Good to hear, I do hope it gets worked on more in the future. This rework is near certainly a step up from the current state of affairs and looks like it'll be a decent stopgap, but I do think ground combat has much more potential that could be reached.
 
A few questions, apologies if already asked or answered.
How quickly are the armies produced once a POP begins working that tile? What happens if the POP moves from that tile for any reason, killed during combat for example, or if the building is destroyed during orbital bombardment......do those defense armies disappear immediately? What if the POP on the fortress migrates and you don't notice?

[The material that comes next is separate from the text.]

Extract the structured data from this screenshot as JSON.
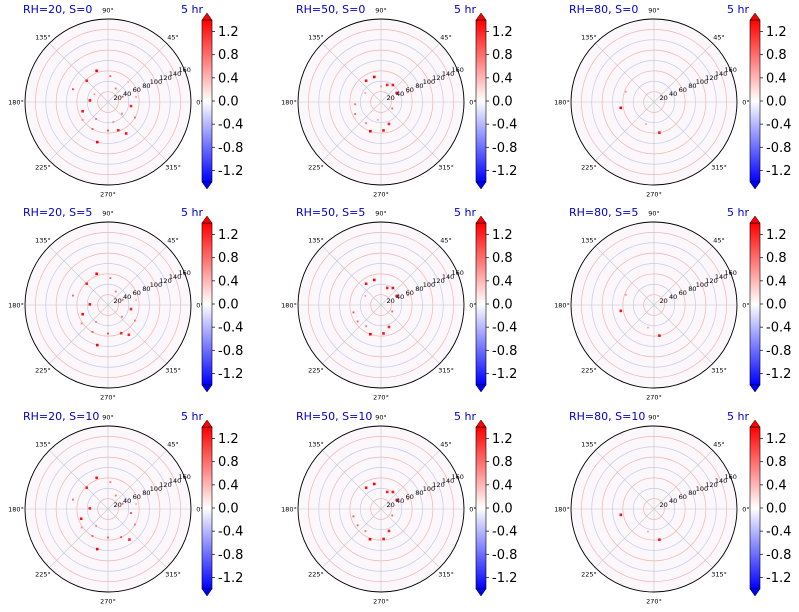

Also, is there any reason why the fortress building can't actually produce energy, minerals or food if placed on a tile with that resource? I mean these are basically the equivalent of reserve forces, national guard, militia, levies, whatever you want to call them.....why can't they plow a field or dig a mine in between invasions?
 
I can't wait for this patch anymore. I think after this patch Stellaris might become my most beloved Paradox game. It really touches on so many of the aspects I dislike about the current version it really makes me wonder how this all came to pass. Although the next HoI 4 patch is also of supreme quality additions, Stellaris 2.0 easily wins the race for me.
 
Because while they are busy taking your starfort and planets, your fleets can be invading their systems, and there wouldn't be a lot the invader could do about it.

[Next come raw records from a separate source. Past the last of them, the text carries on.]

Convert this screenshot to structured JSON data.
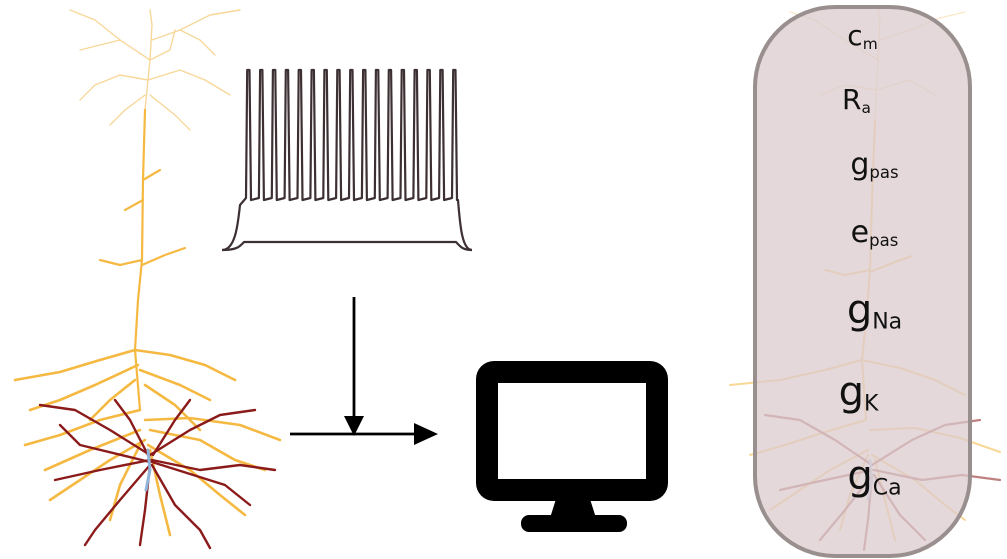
{
  "parameters": [
    {
      "base": "c",
      "sub": "m"
    },
    {
      "base": "R",
      "sub": "a"
    },
    {
      "base": "g",
      "sub": "pas"
    },
    {
      "base": "e",
      "sub": "pas"
    },
    {
      "base": "g",
      "sub": "Na"
    },
    {
      "base": "g",
      "sub": "K"
    },
    {
      "base": "g",
      "sub": "Ca"
    }
  ],
  "icons": {
    "neuron": "neuron-morphology-icon",
    "trace": "voltage-trace-icon",
    "computer": "computer-monitor-icon"
  },
  "colors": {
    "apical": "#f5b942",
    "basal": "#8b1a1a",
    "soma": "#8fb3d9",
    "trace": "#3d3033",
    "panel_fill": "#e2d6d8",
    "panel_stroke": "#9a8f8f",
    "arrow": "#000000"
  },
  "trace": {
    "spike_count": 17
  }
}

I think we have a misunderstanding here, I meant why would you have a FTL inhibitor on a starbase, in a sector with a planet that got an FTL inhibitor on it, since the starbase need to be taken before planetary invasion anyway. There is no point in doubling down on FTL inhibitor if they are not all planet side.
 
They dropped idea of defensiveness. Want to conquer a planet, bring an army and win ground invasion. Defending army too strong? Destroy fortress/capital to reduce number of armies. Planet has shield? It will take much longer to take down fortress.

I read his post too. And Bombardment damages units and buildings as he said. Dragging it out is just waiting. Having the shield preventing armies to be completely obliterated and their damage being capped would still soften them up but making an invasion necessary where without the planet would be lost. This would be a feature making the shield generator attractive.